Dickie Jones, who has died aged 87, appeared in more than 100 films and starred in his own western television series, but for his most celebrated role he did not appear on screen at all. Jones provided the voice for Pinocchio in Walt Disney's second full-length animated feature film. And as such he was one of the last surviving links with the studio's original golden age of feature animation.
He was only 10 when he was hired to provide both the speaking and singing voice of the puppet who is transformed into a little boy. But Jones had already been in dozens of films and had worked with the likes of Laurel and Hardy and John Wayne.
Before films, he had also been a star on the rodeo circuit. The son of a newspaper editor, Richard Percy Jones was born in Snyder, Texas, in 1927. He learned to ride as an infant and was billed as the world's youngest trick rider and trick roper.
Hoot Gibson, a rodeo star who had been in silent movies and early talkies, persuaded Jones's parents that his future lay in Hollywood. By the mid-1930s, the boy was making as many as ten or more films a year, features and shorts, major roles and minor roles, including the younger version of the title character in Little Lord Fauntleroy (1936), with Freddie Bartholomew as the older boy.
Jones disliked being cooped up indoors for the endless recording sessions on Pinocchio, preferring the outdoor life on westerns and adventure movies.
His biggest challenge was probably the scene in which Pinocchio talks under water. "They had me lie on a table and poured water in my mouth while I tried to read the dialogue," he said. "I almost drowned."
He also resented not being able to mix with other children his own age.

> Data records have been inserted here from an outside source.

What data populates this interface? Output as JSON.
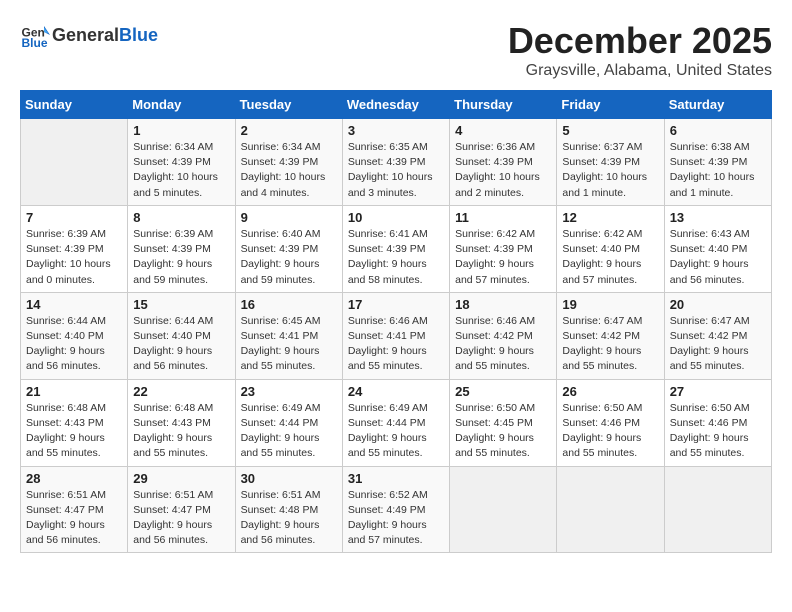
{
  "header": {
    "logo_general": "General",
    "logo_blue": "Blue",
    "month_title": "December 2025",
    "location": "Graysville, Alabama, United States"
  },
  "weekdays": [
    "Sunday",
    "Monday",
    "Tuesday",
    "Wednesday",
    "Thursday",
    "Friday",
    "Saturday"
  ],
  "weeks": [
    [
      {
        "day": "",
        "empty": true
      },
      {
        "day": "1",
        "sunrise": "Sunrise: 6:34 AM",
        "sunset": "Sunset: 4:39 PM",
        "daylight": "Daylight: 10 hours and 5 minutes."
      },
      {
        "day": "2",
        "sunrise": "Sunrise: 6:34 AM",
        "sunset": "Sunset: 4:39 PM",
        "daylight": "Daylight: 10 hours and 4 minutes."
      },
      {
        "day": "3",
        "sunrise": "Sunrise: 6:35 AM",
        "sunset": "Sunset: 4:39 PM",
        "daylight": "Daylight: 10 hours and 3 minutes."
      },
      {
        "day": "4",
        "sunrise": "Sunrise: 6:36 AM",
        "sunset": "Sunset: 4:39 PM",
        "daylight": "Daylight: 10 hours and 2 minutes."
      },
      {
        "day": "5",
        "sunrise": "Sunrise: 6:37 AM",
        "sunset": "Sunset: 4:39 PM",
        "daylight": "Daylight: 10 hours and 1 minute."
      },
      {
        "day": "6",
        "sunrise": "Sunrise: 6:38 AM",
        "sunset": "Sunset: 4:39 PM",
        "daylight": "Daylight: 10 hours and 1 minute."
      }
    ],
    [
      {
        "day": "7",
        "sunrise": "Sunrise: 6:39 AM",
        "sunset": "Sunset: 4:39 PM",
        "daylight": "Daylight: 10 hours and 0 minutes."
      },
      {
        "day": "8",
        "sunrise": "Sunrise: 6:39 AM",
        "sunset": "Sunset: 4:39 PM",
        "daylight": "Daylight: 9 hours and 59 minutes."
      },
      {
        "day": "9",
        "sunrise": "Sunrise: 6:40 AM",
        "sunset": "Sunset: 4:39 PM",
        "daylight": "Daylight: 9 hours and 59 minutes."
      },
      {
        "day": "10",
        "sunrise": "Sunrise: 6:41 AM",
        "sunset": "Sunset: 4:39 PM",
        "daylight": "Daylight: 9 hours and 58 minutes."
      },
      {
        "day": "11",
        "sunrise": "Sunrise: 6:42 AM",
        "sunset": "Sunset: 4:39 PM",
        "daylight": "Daylight: 9 hours and 57 minutes."
      },
      {
        "day": "12",
        "sunrise": "Sunrise: 6:42 AM",
        "sunset": "Sunset: 4:40 PM",
        "daylight": "Daylight: 9 hours and 57 minutes."
      },
      {
        "day": "13",
        "sunrise": "Sunrise: 6:43 AM",
        "sunset": "Sunset: 4:40 PM",
        "daylight": "Daylight: 9 hours and 56 minutes."
      }
    ],
    [
      {
        "day": "14",
        "sunrise": "Sunrise: 6:44 AM",
        "sunset": "Sunset: 4:40 PM",
        "daylight": "Daylight: 9 hours and 56 minutes."
      },
      {
        "day": "15",
        "sunrise": "Sunrise: 6:44 AM",
        "sunset": "Sunset: 4:40 PM",
        "daylight": "Daylight: 9 hours and 56 minutes."
      },
      {
        "day": "16",
        "sunrise": "Sunrise: 6:45 AM",
        "sunset": "Sunset: 4:41 PM",
        "daylight": "Daylight: 9 hours and 55 minutes."
      },
      {
        "day": "17",
        "sunrise": "Sunrise: 6:46 AM",
        "sunset": "Sunset: 4:41 PM",
        "daylight": "Daylight: 9 hours and 55 minutes."
      },
      {
        "day": "18",
        "sunrise": "Sunrise: 6:46 AM",
        "sunset": "Sunset: 4:42 PM",
        "daylight": "Daylight: 9 hours and 55 minutes."
      },
      {
        "day": "19",
        "sunrise": "Sunrise: 6:47 AM",
        "sunset": "Sunset: 4:42 PM",
        "daylight": "Daylight: 9 hours and 55 minutes."
      },
      {
        "day": "20",
        "sunrise": "Sunrise: 6:47 AM",
        "sunset": "Sunset: 4:42 PM",
        "daylight": "Daylight: 9 hours and 55 minutes."
      }
    ],
    [
      {
        "day": "21",
        "sunrise": "Sunrise: 6:48 AM",
        "sunset": "Sunset: 4:43 PM",
        "daylight": "Daylight: 9 hours and 55 minutes."
      },
      {
        "day": "22",
        "sunrise": "Sunrise: 6:48 AM",
        "sunset": "Sunset: 4:43 PM",
        "daylight": "Daylight: 9 hours and 55 minutes."
      },
      {
        "day": "23",
        "sunrise": "Sunrise: 6:49 AM",
        "sunset": "Sunset: 4:44 PM",
        "daylight": "Daylight: 9 hours and 55 minutes."
      },
      {
        "day": "24",
        "sunrise": "Sunrise: 6:49 AM",
        "sunset": "Sunset: 4:44 PM",
        "daylight": "Daylight: 9 hours and 55 minutes."
      },
      {
        "day": "25",
        "sunrise": "Sunrise: 6:50 AM",
        "sunset": "Sunset: 4:45 PM",
        "daylight": "Daylight: 9 hours and 55 minutes."
      },
      {
        "day": "26",
        "sunrise": "Sunrise: 6:50 AM",
        "sunset": "Sunset: 4:46 PM",
        "daylight": "Daylight: 9 hours and 55 minutes."
      },
      {
        "day": "27",
        "sunrise": "Sunrise: 6:50 AM",
        "sunset": "Sunset: 4:46 PM",
        "daylight": "Daylight: 9 hours and 55 minutes."
      }
    ],
    [
      {
        "day": "28",
        "sunrise": "Sunrise: 6:51 AM",
        "sunset": "Sunset: 4:47 PM",
        "daylight": "Daylight: 9 hours and 56 minutes."
      },
      {
        "day": "29",
        "sunrise": "Sunrise: 6:51 AM",
        "sunset": "Sunset: 4:47 PM",
        "daylight": "Daylight: 9 hours and 56 minutes."
      },
      {
        "day": "30",
        "sunrise": "Sunrise: 6:51 AM",
        "sunset": "Sunset: 4:48 PM",
        "daylight": "Daylight: 9 hours and 56 minutes."
      },
      {
        "day": "31",
        "sunrise": "Sunrise: 6:52 AM",
        "sunset": "Sunset: 4:49 PM",
        "daylight": "Daylight: 9 hours and 57 minutes."
      },
      {
        "day": "",
        "empty": true
      },
      {
        "day": "",
        "empty": true
      },
      {
        "day": "",
        "empty": true
      }
    ]
  ]
}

He later adapted Pinocchio's own lines to complain: "I wanted to be a real boy."
Pinocchio was released in 1940 and, like Disney's first animated feature Snow White and the Seven Dwarfs (1937), it was a major success. Actors did not receive on-screen credits for voice work in those days, but Jones continued working regularly and had the starring role in the television series Buffalo Bill Jr (1955-56).
By the early 1960s, he was appearing in fewer films and television shows. He had already trained as a carpenter and subsequently quit acting to become an estate agent.
He was officially designated a Disney Legend in 2000, but he admitted that he had watched Pinocchio only once between its release and the 70th anniversary DVD release, and even then it was to prepare for promotional duties.
He is survived by Betty, his wife of 66 years, four children, six grandchildren and five great-grandchildren.